Сидим, думаем: собирать, не собирать? Отправить сразу на завод — потеря драгоценного времени. А если собрать да вдруг выявится дисбаланс — тогда времени уйдет еще больше. Один из инженеров и говорит:
— В принципе дисбаланса большого не должно быть. Уж очень с высокой степенью точности обрабатываются лопатки. А вообще…
Вот именно, «вообще»! Иной раз и телята кусаются.
Все-таки решили рискнуть. Собрали двигатель, поставили на стенд для проверки: заработал лучше прежнего. Никакого тебе дисбаланса! Прав оказался инженер: умеют работать на наших авиационных заводах, не подвела точность обработки. А в общем, можно сказать, повезло…
К слову о везении. Везение, бесспорно, — вещь хорошая. Но ненадежная. Рассчитывать на него в нашей работе нельзя. Расчет должен строиться не на эфемерных, не подвластных человеку категориях, а на точном, четком понимании задачи, на знании возможностей техники и своих собственных. Только такой расчет гарантирует успех дела. Не удачу, а именно успех. Удача — всегда случайность.

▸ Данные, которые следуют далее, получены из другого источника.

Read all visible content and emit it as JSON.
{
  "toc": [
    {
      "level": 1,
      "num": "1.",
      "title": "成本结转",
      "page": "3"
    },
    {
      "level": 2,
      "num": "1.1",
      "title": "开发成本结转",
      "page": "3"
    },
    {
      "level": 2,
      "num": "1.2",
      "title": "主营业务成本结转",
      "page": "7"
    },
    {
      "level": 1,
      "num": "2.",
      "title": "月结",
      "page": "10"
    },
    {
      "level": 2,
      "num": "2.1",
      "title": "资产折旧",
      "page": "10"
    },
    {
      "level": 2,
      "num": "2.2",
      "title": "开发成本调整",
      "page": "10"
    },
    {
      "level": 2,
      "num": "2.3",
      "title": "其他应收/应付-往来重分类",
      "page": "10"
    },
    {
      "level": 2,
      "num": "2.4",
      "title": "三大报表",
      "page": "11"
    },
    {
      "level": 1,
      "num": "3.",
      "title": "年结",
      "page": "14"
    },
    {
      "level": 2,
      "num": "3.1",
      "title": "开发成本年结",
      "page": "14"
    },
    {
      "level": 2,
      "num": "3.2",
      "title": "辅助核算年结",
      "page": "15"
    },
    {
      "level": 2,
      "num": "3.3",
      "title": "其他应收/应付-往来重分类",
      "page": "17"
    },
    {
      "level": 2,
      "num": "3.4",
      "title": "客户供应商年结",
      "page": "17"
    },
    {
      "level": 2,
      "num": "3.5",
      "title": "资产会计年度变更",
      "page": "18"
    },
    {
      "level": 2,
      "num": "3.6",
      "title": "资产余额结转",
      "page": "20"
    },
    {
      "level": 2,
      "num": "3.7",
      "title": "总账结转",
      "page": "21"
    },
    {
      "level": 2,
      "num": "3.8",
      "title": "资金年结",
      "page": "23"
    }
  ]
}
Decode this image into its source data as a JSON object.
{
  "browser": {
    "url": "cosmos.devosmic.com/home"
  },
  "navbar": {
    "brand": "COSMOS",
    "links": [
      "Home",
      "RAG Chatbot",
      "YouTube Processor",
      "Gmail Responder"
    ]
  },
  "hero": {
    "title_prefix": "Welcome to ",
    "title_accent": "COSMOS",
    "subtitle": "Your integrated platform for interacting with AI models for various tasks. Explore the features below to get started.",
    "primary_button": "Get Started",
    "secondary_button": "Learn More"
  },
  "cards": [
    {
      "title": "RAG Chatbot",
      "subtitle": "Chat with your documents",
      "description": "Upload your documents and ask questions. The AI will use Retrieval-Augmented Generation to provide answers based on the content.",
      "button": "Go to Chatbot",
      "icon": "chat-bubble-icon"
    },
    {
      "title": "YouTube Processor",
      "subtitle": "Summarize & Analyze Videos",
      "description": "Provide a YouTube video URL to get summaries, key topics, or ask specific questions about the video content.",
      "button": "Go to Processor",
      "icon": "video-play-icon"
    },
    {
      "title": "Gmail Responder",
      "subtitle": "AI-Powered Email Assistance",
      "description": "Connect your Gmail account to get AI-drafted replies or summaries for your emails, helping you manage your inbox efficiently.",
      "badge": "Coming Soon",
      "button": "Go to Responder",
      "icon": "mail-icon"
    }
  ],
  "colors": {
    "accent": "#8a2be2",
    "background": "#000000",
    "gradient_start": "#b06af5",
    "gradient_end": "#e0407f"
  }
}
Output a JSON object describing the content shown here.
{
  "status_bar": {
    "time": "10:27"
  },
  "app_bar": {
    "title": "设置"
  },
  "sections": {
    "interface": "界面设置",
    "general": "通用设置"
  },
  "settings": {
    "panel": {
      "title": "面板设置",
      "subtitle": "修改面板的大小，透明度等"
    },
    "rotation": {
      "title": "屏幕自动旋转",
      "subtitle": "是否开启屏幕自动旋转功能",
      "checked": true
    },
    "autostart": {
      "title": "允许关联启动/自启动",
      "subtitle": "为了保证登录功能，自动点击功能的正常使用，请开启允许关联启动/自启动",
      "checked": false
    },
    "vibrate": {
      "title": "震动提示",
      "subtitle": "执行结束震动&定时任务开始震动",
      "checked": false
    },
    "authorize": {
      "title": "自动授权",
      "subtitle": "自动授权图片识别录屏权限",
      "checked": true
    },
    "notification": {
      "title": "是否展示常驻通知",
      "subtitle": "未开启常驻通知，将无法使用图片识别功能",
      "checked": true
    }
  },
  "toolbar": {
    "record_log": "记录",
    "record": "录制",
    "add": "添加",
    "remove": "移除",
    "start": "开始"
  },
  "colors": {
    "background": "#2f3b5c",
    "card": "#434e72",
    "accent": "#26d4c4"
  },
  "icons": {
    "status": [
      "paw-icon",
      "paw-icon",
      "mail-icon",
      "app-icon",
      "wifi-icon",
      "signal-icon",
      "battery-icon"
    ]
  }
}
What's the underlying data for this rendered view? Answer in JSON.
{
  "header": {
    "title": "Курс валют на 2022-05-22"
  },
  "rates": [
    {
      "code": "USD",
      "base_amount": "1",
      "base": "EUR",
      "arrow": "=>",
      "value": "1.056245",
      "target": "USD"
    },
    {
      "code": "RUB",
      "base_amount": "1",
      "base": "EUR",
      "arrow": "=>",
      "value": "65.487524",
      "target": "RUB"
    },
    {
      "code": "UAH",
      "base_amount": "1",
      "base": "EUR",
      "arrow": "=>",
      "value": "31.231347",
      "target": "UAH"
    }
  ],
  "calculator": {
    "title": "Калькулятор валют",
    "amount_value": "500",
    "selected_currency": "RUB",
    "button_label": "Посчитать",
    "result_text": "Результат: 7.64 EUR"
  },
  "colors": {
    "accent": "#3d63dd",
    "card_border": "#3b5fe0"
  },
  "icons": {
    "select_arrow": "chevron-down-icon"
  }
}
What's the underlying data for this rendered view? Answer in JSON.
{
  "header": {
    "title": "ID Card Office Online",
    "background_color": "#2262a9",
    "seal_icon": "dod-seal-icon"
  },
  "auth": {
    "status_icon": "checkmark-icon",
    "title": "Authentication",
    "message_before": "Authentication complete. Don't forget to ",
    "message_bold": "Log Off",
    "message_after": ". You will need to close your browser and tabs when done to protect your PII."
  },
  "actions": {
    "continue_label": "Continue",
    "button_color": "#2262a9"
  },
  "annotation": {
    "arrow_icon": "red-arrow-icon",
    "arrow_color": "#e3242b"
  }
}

Успех — закономерно подготовленный результат. Прекрасно, конечно, если одно сопутствует другому: счастливчики на белом свете не перевелись. Но надеяться на свою удачливость можно лишь после того, когда все трезво и тщательно подготовил, когда сделал все от тебя зависящее — тогда можно подключить и веру в собственное везение, делу это не повредит.
Случилось так, что мне часто приходилось участвовать в перехватах и воздушных стрельбах по движущимся мишеням. Знали об этом не только у нас в институте. И вот однажды меня вместе с двумя другими летчиками — все трое мы были заняты в программе испытаний нового истребителя — вызвал к себе маршал авиации Е. Я. Савицкий.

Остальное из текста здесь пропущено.